Tuesday 12 April 2022

How Johnson Can Be Forced to Quit

Boris Johnson's risky gambit of kicking PartyGate into the long grass has run out of time. Announced Tuesday afternoon, the Prime Minister, Carrie Johnson, and Rishi Sunak are among the 30 today issued with fixed penalty notices for attending Downing Street parties when Covid restrictions were in force. The law makers were the law breakers, to use a trite formulation. But what happens next?

What should happen next is the resignation of Johnson and Sunak in short order. The proprieties of establishment politics demand no less, but as we've seen many times this is anything not a usual government that plays by the usual rules. Playing Mr Contrition to the cameras earlier, Johnson got his story out, peddling the same old line of his attending a 10 minute gathering in between meetings. A line that doesn't stand up to scrutiny because we know he was at multiple social functions in Downing Street, in its garden, and at a private party in the flat upstairs. Points that will be reconfirmed by Sue Gray's report if it ever sees the light of day. Nevertheless, his response given "in the spirit of openness and humility" points to one thing: his decision to soldier on. Can he?

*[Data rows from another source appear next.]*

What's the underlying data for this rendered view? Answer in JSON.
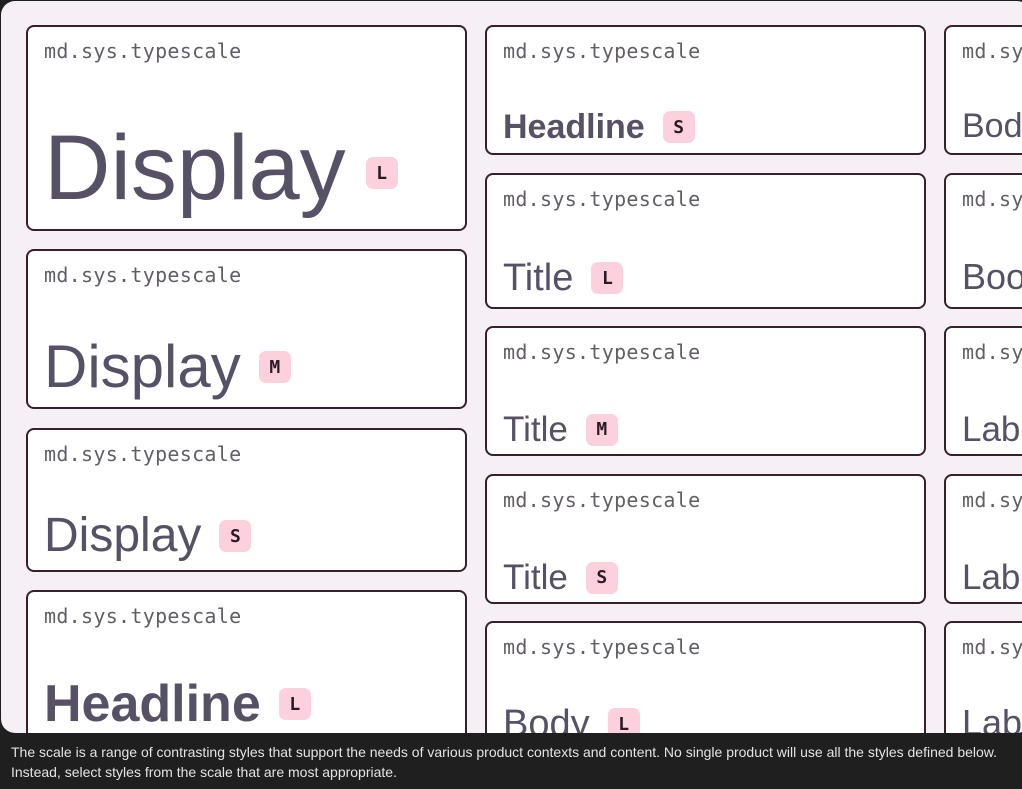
{
  "cards": [
    {
      "token": "md.sys.typescale",
      "name": "Display",
      "size": "L"
    },
    {
      "token": "md.sys.typescale",
      "name": "Display",
      "size": "M"
    },
    {
      "token": "md.sys.typescale",
      "name": "Display",
      "size": "S"
    },
    {
      "token": "md.sys.typescale",
      "name": "Headline",
      "size": "L"
    },
    {
      "token": "md.sys.typescale",
      "name": "Headline",
      "size": "S"
    },
    {
      "token": "md.sys.typescale",
      "name": "Title",
      "size": "L"
    },
    {
      "token": "md.sys.typescale",
      "name": "Title",
      "size": "M"
    },
    {
      "token": "md.sys.typescale",
      "name": "Title",
      "size": "S"
    },
    {
      "token": "md.sys.typescale",
      "name": "Body",
      "size": "L"
    },
    {
      "token": "md.sy",
      "name": "Bod"
    },
    {
      "token": "md.sy",
      "name": "Boo"
    },
    {
      "token": "md.sy",
      "name": "Labe"
    },
    {
      "token": "md.sy",
      "name": "Labe"
    },
    {
      "token": "md.sy",
      "name": "Lab"
    }
  ],
  "caption": "The scale is a range of contrasting styles that support the needs of various product contexts and content. No single product will use all the styles defined below. Instead, select styles from the scale that are most appropriate.",
  "colors": {
    "panel_bg": "#f6eff6",
    "card_border": "#35202c",
    "sample_text": "#575166",
    "badge_bg": "#fdd0dd",
    "caption_bg": "#1f1f1f"
  }
}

Yes. Johnson's record in office has shown that if he can put a crisis off from reaching a decision at the point of greatest friction, he can barrel through it. Heading off the Gray report by calling in the Met was a high risk move, but it bought him time. He knew getting the Met involved would end in fines and being seen to break the law, but this would be some way off from the moment the heat was on him. Something might come up in the mean time and focus attention elsewhere. Johnson therefore must be thanking his lucky stars that Putin decided to invade Ukraine and plunge Europe into its greatest crisis since the Berlin airlift. The Tories now have a plausible excuse for keeping him: he's risen to the occasion in weapons promised, rhetoric, and pulled off a PR triumph by traipsing around Kyiv with Volodymyr Zelenskyy. The wisdom of the social media crowd has pointed out how this country has form for replacing Prime Ministers in war time, including during the Second World War, but this doesn't matter for the Tories. We're in crisis mode and he's the man for the moment. Just forget the small matter that the UK isn't actually at war.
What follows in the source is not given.